Staline repose sa question. Nouveau silence. - Gardes, fusillez le premier
rang, rugit Staline. Aussitôt dit, aussitôt fait. De nouveau,
Staline veut savoir qui a éternué, mais personne ne répond.
- Gardes, fusillez le second rang, ordonne Staline. Le second rang liquidé,
Staline pose encore une fois sa question, et un homme sort du troisième
rang et dit : - C'est moi, camarade. - A tes souhaits, camarade, - répond
Staline avant de reprendre son discours. Léonide
Illitch Brejnev, comblé d'honneurs pour son soixante-dixième anniversaire,
ayant ajouté à tous ses titres celui de maréchal de l'Armée
soviétique, se décide enfin à faire venir sa vieille maman
au Kremlin pour quelques jours. Mme Brejnev mère, à cette occasion,
quitte sa ville natale pour la première fois de sa vie, puis est accueillie
à Moscou par le bureau politique au complet et la fanfare de plusieurs
régiments. Son fils l'emmène au Kremlin dans une somptueuse Cadillac
offerte par Nixon et, après lui avoir montré ses appartements de
plus de douze pièces, lui fait les honneurs du palais. Immenses salles
aux boiseries dorées, aux riches tentures et aux meubles les mieux travaillés,
tableaux de grands maîtres, somptueuses icônes, vitrines emplies de
vaisselle d'or et de précieux bibelots, coffres et écrins de bois
richement décorés, renfermant d'étonnants bijoux, Mme Brejnev
examine tout sans mot dire, et son visage reste impassible. Intrigué
et mécontent, Léonide Illitch fait préparer son avion personnel,
où sont aménagés un bureau, un salon et une chambre à
coucher, et emmène sa mère dans les Carpates. Là, il lui
fait visiter son coquet chalet, lui montre son remonte-pente personnel, sa piste
de ski réservée, sa patinoire, sa piscine chauffée, son téléphérique
et l'hélicoptère de promenade, et Mme Brejnev ne dit toujours rien,
et son visage reste impassible. Alors Léonide Illitch reprend son avion
et fait mettre le cap sur la mer Noire. Là, il montre à sa mère
une magnifique propriété, avec une plage privée, un petit
port où sont ancrés un yacht, un voilier et plusieurs canots automobiles,
et Mme Brejnev ne dit encore rien, et son visage reste impassible.
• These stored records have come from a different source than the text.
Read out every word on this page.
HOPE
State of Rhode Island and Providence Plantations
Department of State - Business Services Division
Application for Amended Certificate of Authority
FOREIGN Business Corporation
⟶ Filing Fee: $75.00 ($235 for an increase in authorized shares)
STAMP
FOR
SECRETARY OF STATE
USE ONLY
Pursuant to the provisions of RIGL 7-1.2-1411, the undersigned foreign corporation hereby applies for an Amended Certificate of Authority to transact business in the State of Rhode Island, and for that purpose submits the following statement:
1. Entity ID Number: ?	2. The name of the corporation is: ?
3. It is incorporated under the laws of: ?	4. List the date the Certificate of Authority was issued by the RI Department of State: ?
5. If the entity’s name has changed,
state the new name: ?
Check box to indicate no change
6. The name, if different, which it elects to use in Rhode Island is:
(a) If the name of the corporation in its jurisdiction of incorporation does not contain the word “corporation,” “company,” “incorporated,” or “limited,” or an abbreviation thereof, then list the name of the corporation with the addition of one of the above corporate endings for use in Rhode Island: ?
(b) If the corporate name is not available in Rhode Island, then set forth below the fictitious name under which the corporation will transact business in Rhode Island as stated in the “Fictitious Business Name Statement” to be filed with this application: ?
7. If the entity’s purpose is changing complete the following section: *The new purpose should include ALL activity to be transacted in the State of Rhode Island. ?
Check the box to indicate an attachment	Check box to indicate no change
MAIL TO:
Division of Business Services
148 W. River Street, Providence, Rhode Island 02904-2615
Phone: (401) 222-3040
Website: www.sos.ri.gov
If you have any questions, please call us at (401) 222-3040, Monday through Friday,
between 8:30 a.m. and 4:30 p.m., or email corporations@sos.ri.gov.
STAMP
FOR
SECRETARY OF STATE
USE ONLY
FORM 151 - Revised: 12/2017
Désespéré,
Léonide Illitch reprend avec sa mère l'avion pour Moscou et, rentré
au Kremlin, il lui dit : « Écoute, maman, tu voulais que ton fils
devienne quelqu'un dans la vie. Je t'ai montré le palais où j'habite,
avec les trésors de l'art du monde entier, je t'ai montré mon chalet
dans les Carpates, ma datcha au bord de la mer Noire, je t'ai promenée
dans mon avion personnel et dans la Cadillac que m'a offerte le président
des États-Unis, et toi, tu ne dis rien. Tu n'es pas fière de moi
? » Alors Mme Brejnev tourne lentement la tête vers son fils et dit
: « Si, Léonide, tu es très bien installé, je suis
très contente. Mais si les Rouges reviennent ?... » L'inspection
annoncée dans une école de Zagreb préoccupe tous les esprits.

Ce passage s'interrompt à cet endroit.